David Baylor, now 36, was convicted in 2008 of shooting four victims, pumping a single bullet into each of their heads, during a robbery on Dec. 14, 2005.
The after-hours club in this city was secretly being kept open by federal investigators who wanted to use it to attract gang members they were investigating.
One of Baylor’s victim’s pleaded for her life before he pulled the trigger — and Baylor later joked about the massacre, according to an accomplice who testified against him.
Baylor has already lost previous appeals of the verdict and sentencing, which puts him away for four consecutive life sentences for the murders, plus another 10 years on top of that for a gun charge. The state Supreme Court has declined to take up his case.

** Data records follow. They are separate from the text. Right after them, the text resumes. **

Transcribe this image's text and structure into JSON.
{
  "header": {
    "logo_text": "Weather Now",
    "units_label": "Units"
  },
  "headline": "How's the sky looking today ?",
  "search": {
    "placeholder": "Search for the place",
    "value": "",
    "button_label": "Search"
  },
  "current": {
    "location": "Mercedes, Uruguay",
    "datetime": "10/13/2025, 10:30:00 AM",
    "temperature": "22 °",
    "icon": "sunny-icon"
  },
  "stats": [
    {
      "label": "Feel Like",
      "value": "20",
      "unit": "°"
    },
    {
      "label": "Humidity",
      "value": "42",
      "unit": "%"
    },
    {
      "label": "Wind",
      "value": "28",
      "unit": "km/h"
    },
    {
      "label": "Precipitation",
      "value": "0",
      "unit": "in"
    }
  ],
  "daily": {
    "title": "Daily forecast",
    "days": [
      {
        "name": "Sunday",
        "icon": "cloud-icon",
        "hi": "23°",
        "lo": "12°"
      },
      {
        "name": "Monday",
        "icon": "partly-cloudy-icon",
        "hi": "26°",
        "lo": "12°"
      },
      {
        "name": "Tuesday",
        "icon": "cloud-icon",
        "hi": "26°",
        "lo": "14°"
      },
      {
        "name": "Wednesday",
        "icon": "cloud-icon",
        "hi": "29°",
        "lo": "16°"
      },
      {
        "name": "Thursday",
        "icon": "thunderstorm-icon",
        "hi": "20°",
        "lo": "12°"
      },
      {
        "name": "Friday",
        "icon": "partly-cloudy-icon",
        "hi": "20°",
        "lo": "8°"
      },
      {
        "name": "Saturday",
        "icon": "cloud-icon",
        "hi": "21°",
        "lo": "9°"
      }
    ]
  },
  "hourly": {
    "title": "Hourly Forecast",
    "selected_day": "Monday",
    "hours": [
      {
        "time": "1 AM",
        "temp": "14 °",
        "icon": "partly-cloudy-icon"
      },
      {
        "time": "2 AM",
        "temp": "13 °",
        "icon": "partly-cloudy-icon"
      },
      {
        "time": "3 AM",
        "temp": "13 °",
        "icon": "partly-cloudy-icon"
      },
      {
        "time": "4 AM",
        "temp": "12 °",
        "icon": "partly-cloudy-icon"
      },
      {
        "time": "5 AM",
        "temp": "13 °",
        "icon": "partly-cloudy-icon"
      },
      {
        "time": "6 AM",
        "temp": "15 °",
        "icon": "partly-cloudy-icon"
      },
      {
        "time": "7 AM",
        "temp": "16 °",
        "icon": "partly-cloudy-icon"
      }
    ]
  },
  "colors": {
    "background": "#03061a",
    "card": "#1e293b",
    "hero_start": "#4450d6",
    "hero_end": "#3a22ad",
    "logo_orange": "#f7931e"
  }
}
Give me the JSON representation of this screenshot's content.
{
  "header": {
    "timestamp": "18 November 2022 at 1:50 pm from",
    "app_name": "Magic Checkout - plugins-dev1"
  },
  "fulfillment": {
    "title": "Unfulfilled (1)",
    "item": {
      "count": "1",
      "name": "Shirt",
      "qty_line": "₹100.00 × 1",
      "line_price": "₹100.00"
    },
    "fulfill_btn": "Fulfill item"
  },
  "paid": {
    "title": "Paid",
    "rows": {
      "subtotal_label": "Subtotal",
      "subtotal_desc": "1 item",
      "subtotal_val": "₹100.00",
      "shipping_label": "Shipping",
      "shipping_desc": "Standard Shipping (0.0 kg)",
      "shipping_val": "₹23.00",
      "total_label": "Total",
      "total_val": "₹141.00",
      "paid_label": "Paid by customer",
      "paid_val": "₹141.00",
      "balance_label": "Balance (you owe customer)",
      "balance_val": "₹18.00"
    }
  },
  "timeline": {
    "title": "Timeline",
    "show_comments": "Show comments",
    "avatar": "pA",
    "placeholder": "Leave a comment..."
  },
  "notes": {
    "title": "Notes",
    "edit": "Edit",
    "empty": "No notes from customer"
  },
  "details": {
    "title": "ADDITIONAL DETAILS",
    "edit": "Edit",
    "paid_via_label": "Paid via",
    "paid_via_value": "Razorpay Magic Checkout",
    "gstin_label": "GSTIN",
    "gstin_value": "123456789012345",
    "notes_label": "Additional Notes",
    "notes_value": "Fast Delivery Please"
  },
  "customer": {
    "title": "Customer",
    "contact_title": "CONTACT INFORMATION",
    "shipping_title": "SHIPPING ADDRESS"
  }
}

In 2012, Baylor filed a petition for post-conviction relief arguing that both his trial and appeal attorneys were ineffective. But the courts rejected his arguments. He appealed that ruling and was rejected once again by a panel of appellate judges this week, who said his “petitions and submissions are devoid of any facts.”
And even if the attorneys were ineffective, the judges add that Baylor “made no showing that additional investigation, including interviewing witnesses or inspecting the crime scene, would have yielded evidence or testimony that would have affected the outcome of the trial."
The man convicted of holding up the gambling club with Baylor, Hamid Shabazz, was sentenced in 2012 to a combined 22 years in prison. He already was serving 23 years for an unrelated drug-dealing and robbery case. A Superior Court in Passaic County also sentenced Shabazz to an additional six months in prison for refusing to testify against Baylor at trial.